1. CBO released its analysis May 1 (here's three things to know from the report) after Democrats asked CBO to publish some parameters on how to implement a single-payer system. In its piece, WSJ's editorial board commented on how CBO said moving "160 million people from employer-sponsored coverage to single payer would be 'complicated, challenging and potentially disruptive' to healthcare and the economy."

"You don't say," the editors wrote.

2. The editors also argued that under a single-payer system, patients couldn't see any physician they pleased "if government isn't paying providers what services really cost. The point of Medicare for All is to cut reimbursement rates to Medicare levels, which government can now set so low only because private commercial reimbursement rates are so much higher."
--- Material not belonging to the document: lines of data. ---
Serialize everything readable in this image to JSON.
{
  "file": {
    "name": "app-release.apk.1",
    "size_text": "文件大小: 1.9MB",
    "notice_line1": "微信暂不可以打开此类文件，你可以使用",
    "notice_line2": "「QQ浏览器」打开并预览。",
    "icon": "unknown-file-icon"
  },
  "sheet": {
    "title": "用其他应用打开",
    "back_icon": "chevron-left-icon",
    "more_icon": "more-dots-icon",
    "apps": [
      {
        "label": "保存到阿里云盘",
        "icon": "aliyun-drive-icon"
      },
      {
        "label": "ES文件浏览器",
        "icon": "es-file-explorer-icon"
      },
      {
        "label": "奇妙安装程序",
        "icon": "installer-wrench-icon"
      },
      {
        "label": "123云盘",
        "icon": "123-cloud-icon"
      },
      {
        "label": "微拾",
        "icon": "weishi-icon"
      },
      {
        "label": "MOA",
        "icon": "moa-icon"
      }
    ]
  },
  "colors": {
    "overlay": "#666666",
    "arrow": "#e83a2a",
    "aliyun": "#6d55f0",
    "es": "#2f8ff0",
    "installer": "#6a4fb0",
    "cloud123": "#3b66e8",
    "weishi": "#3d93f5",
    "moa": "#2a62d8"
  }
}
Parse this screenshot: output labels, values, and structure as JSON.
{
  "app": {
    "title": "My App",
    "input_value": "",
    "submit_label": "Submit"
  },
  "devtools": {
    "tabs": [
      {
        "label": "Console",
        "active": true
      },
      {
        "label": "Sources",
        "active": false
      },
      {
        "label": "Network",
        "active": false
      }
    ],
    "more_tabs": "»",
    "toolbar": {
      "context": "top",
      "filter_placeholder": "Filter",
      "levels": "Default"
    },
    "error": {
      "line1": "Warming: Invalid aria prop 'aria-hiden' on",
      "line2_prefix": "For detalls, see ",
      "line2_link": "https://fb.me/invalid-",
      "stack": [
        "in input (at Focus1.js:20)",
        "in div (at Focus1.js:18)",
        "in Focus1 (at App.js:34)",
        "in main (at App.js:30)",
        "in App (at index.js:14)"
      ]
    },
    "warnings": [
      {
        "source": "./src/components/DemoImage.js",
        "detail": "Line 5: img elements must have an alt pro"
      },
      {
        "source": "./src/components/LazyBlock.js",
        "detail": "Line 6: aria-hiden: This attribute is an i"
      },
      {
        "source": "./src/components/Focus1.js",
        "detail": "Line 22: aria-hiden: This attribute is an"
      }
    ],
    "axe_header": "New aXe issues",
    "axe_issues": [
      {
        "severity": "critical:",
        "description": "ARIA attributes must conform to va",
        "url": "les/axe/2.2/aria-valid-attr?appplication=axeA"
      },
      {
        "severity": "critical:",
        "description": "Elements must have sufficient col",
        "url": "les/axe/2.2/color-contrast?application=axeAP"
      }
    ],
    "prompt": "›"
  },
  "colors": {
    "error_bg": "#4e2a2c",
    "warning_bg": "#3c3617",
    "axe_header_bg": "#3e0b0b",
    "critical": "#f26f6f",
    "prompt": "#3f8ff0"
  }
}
3. One of the editors' key critiques was CBO's evasion of single payer's cost details. CBO stated in its report that "government spending on healthcare would increase substantially." To this, the WSJ editors wrote: "Thanks for that. Honest private estimates suggest it would take at least a doubling of individual and corporate taxes. Proponents say the country will save money through lower administrative costs, which CBO says may materialize. But the real savings would have to come from where the money is: cutting payments to doctors and restricting care."